More and better data not only strengthens discourse but also leads to more tangible goals and, over time, a sounder means of measuring progress. In 2014, the Leaders of APEC’s 21 member economies specifically recognized “the importance of data to measure progress in reducing barriers to women’s economic participation.” The Leaders welcomed the establishment of the APEC Women and the Economy Dashboard as a tool for informing policy discussions.  

The APEC Women and the Economy Dashboard is a milestone achievement that complements efforts being undertaken in the G-20 on female labor force participation and in the post-2015 sustainable development goals process.

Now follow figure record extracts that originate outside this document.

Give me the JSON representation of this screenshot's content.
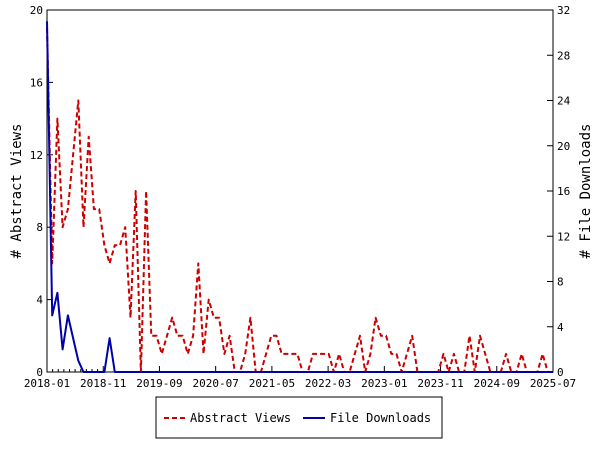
{
  "chart_data": {
    "type": "line",
    "title": "",
    "xlabel": "",
    "ylabel_left": "# Abstract Views",
    "ylabel_right": "# File Downloads",
    "ylim_left": [
      0,
      20
    ],
    "ylim_right": [
      0,
      32
    ],
    "yticks_left": [
      "0",
      "4",
      "8",
      "12",
      "16",
      "20"
    ],
    "yticks_right": [
      "0",
      "4",
      "8",
      "12",
      "16",
      "20",
      "24",
      "28",
      "32"
    ],
    "xticks": [
      "2018-01",
      "2018-11",
      "2019-09",
      "2020-07",
      "2021-05",
      "2022-03",
      "2023-01",
      "2023-11",
      "2024-09",
      "2025-07"
    ],
    "grid": false,
    "legend_position": "bottom-center",
    "series": [
      {
        "name": "Abstract Views",
        "axis": "left",
        "color": "#cc0000",
        "dash": "dashed",
        "values": [
          19,
          6,
          14,
          8,
          9,
          12,
          15,
          8,
          13,
          9,
          9,
          7,
          6,
          7,
          7,
          8,
          3,
          10,
          0,
          10,
          2,
          2,
          1,
          2,
          3,
          2,
          2,
          1,
          2,
          6,
          1,
          4,
          3,
          3,
          1,
          2,
          0,
          0,
          1,
          3,
          0,
          0,
          1,
          2,
          2,
          1,
          1,
          1,
          1,
          0,
          0,
          1,
          1,
          1,
          1,
          0,
          1,
          0,
          0,
          1,
          2,
          0,
          1,
          3,
          2,
          2,
          1,
          1,
          0,
          1,
          2,
          0,
          0,
          0,
          0,
          0,
          1,
          0,
          1,
          0,
          0,
          2,
          0,
          2,
          1,
          0,
          0,
          0,
          1,
          0,
          0,
          1,
          0,
          0,
          0,
          1,
          0,
          0
        ]
      },
      {
        "name": "File Downloads",
        "axis": "right",
        "color": "#0000aa",
        "dash": "solid",
        "values": [
          31,
          5,
          7,
          2,
          5,
          3,
          1,
          0,
          0,
          0,
          0,
          0,
          3,
          0,
          0,
          0,
          0,
          0,
          0,
          0,
          0,
          0,
          0,
          0,
          0,
          0,
          0,
          0,
          0,
          0,
          0,
          0,
          0,
          0,
          0,
          0,
          0,
          0,
          0,
          0,
          0,
          0,
          0,
          0,
          0,
          0,
          0,
          0,
          0,
          0,
          0,
          0,
          0,
          0,
          0,
          0,
          0,
          0,
          0,
          0,
          0,
          0,
          0,
          0,
          0,
          0,
          0,
          0,
          0,
          0,
          0,
          0,
          0,
          0,
          0,
          0,
          0,
          0,
          0,
          0,
          0,
          0,
          0,
          0,
          0,
          0,
          0,
          0,
          0,
          0,
          0,
          0,
          0,
          0,
          0,
          0,
          0,
          0
        ]
      }
    ]
  }
}
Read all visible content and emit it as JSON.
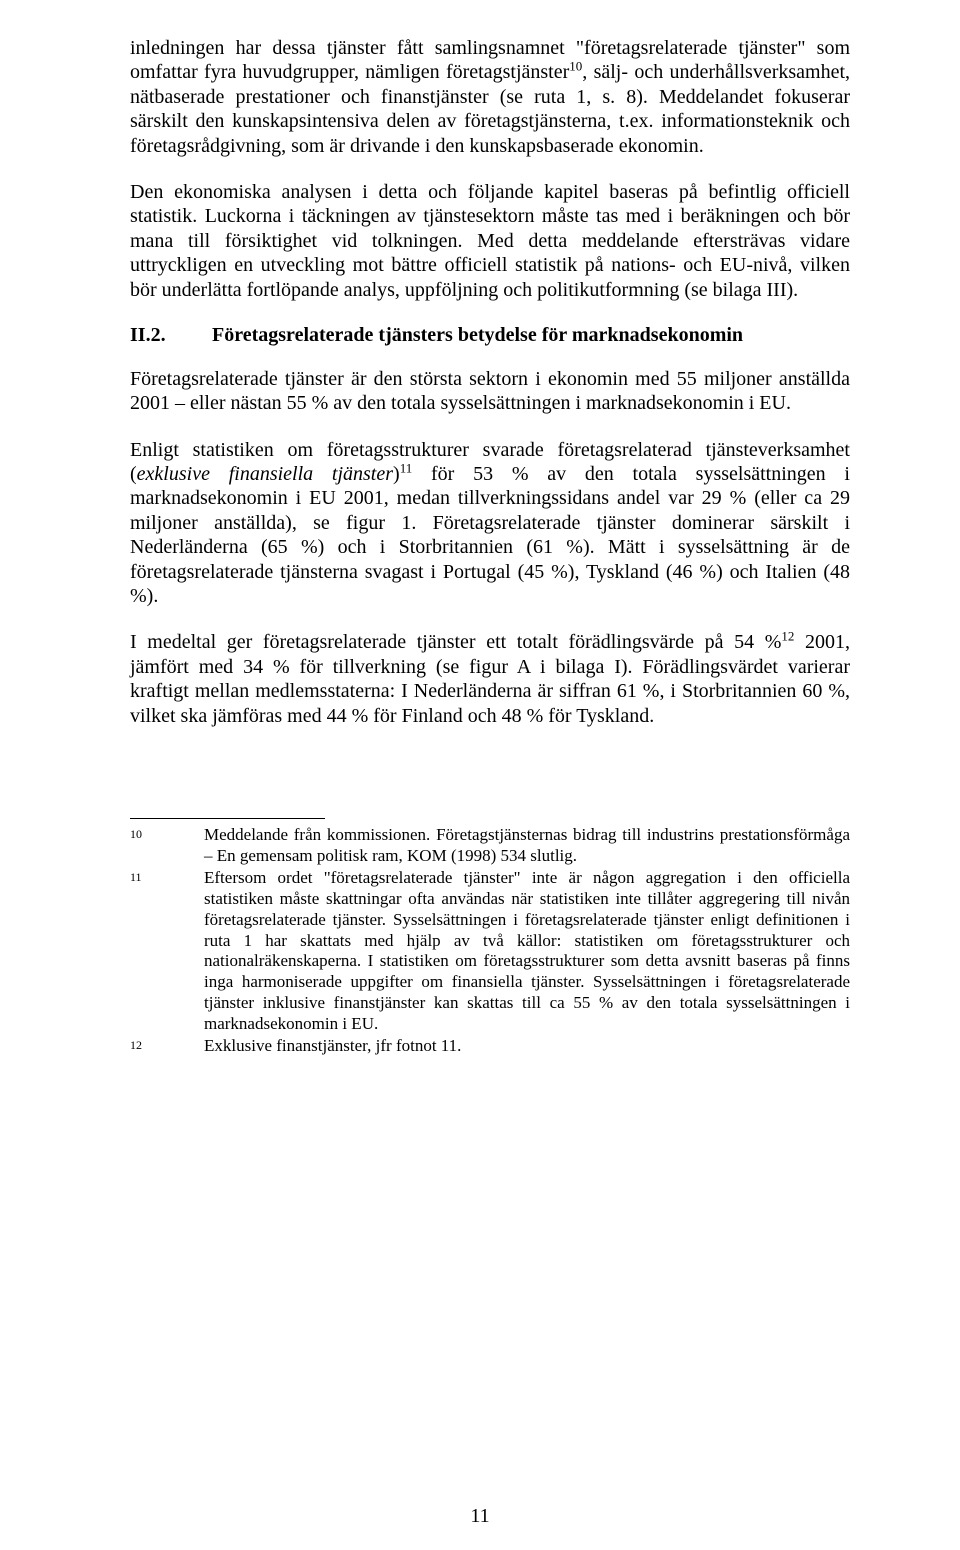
{
  "p1_a": "inledningen har dessa tjänster fått samlingsnamnet \"företagsrelaterade tjänster\" som omfattar fyra huvudgrupper, nämligen företagstjänster",
  "p1_sup": "10",
  "p1_b": ", sälj- och underhållsverksamhet, nätbaserade prestationer och finanstjänster (se ruta 1, s. 8). Meddelandet fokuserar särskilt den kunskapsintensiva delen av företagstjänsterna, t.ex. informationsteknik och företagsrådgivning, som är drivande i den kunskapsbaserade ekonomin.",
  "p2": "Den ekonomiska analysen i detta och följande kapitel baseras på befintlig officiell statistik. Luckorna i täckningen av tjänstesektorn måste tas med i beräkningen och bör mana till försiktighet vid tolkningen. Med detta meddelande eftersträvas vidare uttryckligen en utveckling mot bättre officiell statistik på nations- och EU-nivå, vilken bör underlätta fortlöpande analys, uppföljning och politikutformning (se bilaga III).",
  "heading_num": "II.2.",
  "heading_title": "Företagsrelaterade tjänsters betydelse för marknadsekonomin",
  "p3": "Företagsrelaterade tjänster är den största sektorn i ekonomin med 55 miljoner anställda 2001 – eller nästan 55 % av den totala sysselsättningen i marknadsekonomin i EU.",
  "p4_a": "Enligt statistiken om företagsstrukturer svarade företagsrelaterad tjänsteverksamhet (",
  "p4_it": "exklusive finansiella tjänster",
  "p4_b": ")",
  "p4_sup": "11",
  "p4_c": " för 53 % av den totala sysselsättningen i marknadsekonomin i EU 2001, medan tillverkningssidans andel var 29 % (eller ca 29 miljoner anställda), se figur 1. Företagsrelaterade tjänster dominerar särskilt i Nederländerna (65 %) och i Storbritannien (61 %). Mätt i sysselsättning är de företagsrelaterade tjänsterna svagast i Portugal (45 %), Tyskland (46 %) och Italien (48 %).",
  "p5_a": "I medeltal ger företagsrelaterade tjänster ett totalt förädlingsvärde på 54 %",
  "p5_sup": "12",
  "p5_b": " 2001, jämfört med 34 % för tillverkning (se figur A i bilaga I). Förädlingsvärdet varierar kraftigt mellan medlemsstaterna: I Nederländerna är siffran 61 %, i Storbritannien 60 %, vilket ska jämföras med 44 % för Finland och 48 % för Tyskland.",
  "fn10_num": "10",
  "fn10_text": "Meddelande från kommissionen. Företagstjänsternas bidrag till industrins prestationsförmåga – En gemensam politisk ram, KOM (1998) 534 slutlig.",
  "fn11_num": "11",
  "fn11_text": "Eftersom ordet \"företagsrelaterade tjänster\" inte är någon aggregation i den officiella statistiken måste skattningar ofta användas när statistiken inte tillåter aggregering till nivån företagsrelaterade tjänster. Sysselsättningen i företagsrelaterade tjänster enligt definitionen i ruta 1 har skattats med hjälp av två källor: statistiken om företagsstrukturer och nationalräkenskaperna. I statistiken om företagsstrukturer som detta avsnitt baseras på finns inga harmoniserade uppgifter om finansiella tjänster. Sysselsättningen i företagsrelaterade tjänster inklusive finanstjänster kan skattas till ca 55 % av den totala sysselsättningen i marknadsekonomin i EU.",
  "fn12_num": "12",
  "fn12_text": "Exklusive finanstjänster, jfr fotnot 11.",
  "pagenum": "11"
}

In developing the dashboard, APEC sought out data that could inform a detailed understanding of how women experience their respective environments for business and work across all economies. In the process, APEC confirmed what many gender researchers have long pointed out: that there is a dearth of sex-disaggregated data, particularly in regards to economic activity. This lack of information inhibits the ability to gauge where women stand relative to men and to measure progress toward gender equality and women’s economic empowerment. 

Fortunately, a variety of international institutions, private initiatives, and nongovernmental organizations have launched systems in recent years for tracking the status and progress of women. The Organisation for Economic Co-operation and Development, the World Bank, the World Economic Forum, and the International Labor Organization, among others, collect data that characterizes the general conditions that women face with respect to health, education, and community participation as well as some specifics regarding economic participation and opportunity. Though still encumbered by a great many gaps (requiring the use of generalized data), the range of data available through these sources has enabled APEC to work toward developing a consensus among economies for the establishment of a shared baseline for women’s economic empowerment. 

The 2014 framework includes 75 indicators across the five core areas of focus in APEC: 

  1. Access to capital, including financial inclusion 
  2. Access to trade and labor markets
  3. Skills, capacity building, and health, including policies related to domestic violence and discrimination against women
  4. Leadership, including national identification
  5. Innovation and technology, including access to cell phones and the Internet as well as science, technology, engineering, and math education

Personally, seeing this type of movement in women’s economic empowerment has given me new hope that international institutions and trade bodies will recognize the “value-add” of women’s economic participation. I hope others build on APEC's momentum in order to further reduce barriers to women’s advancement.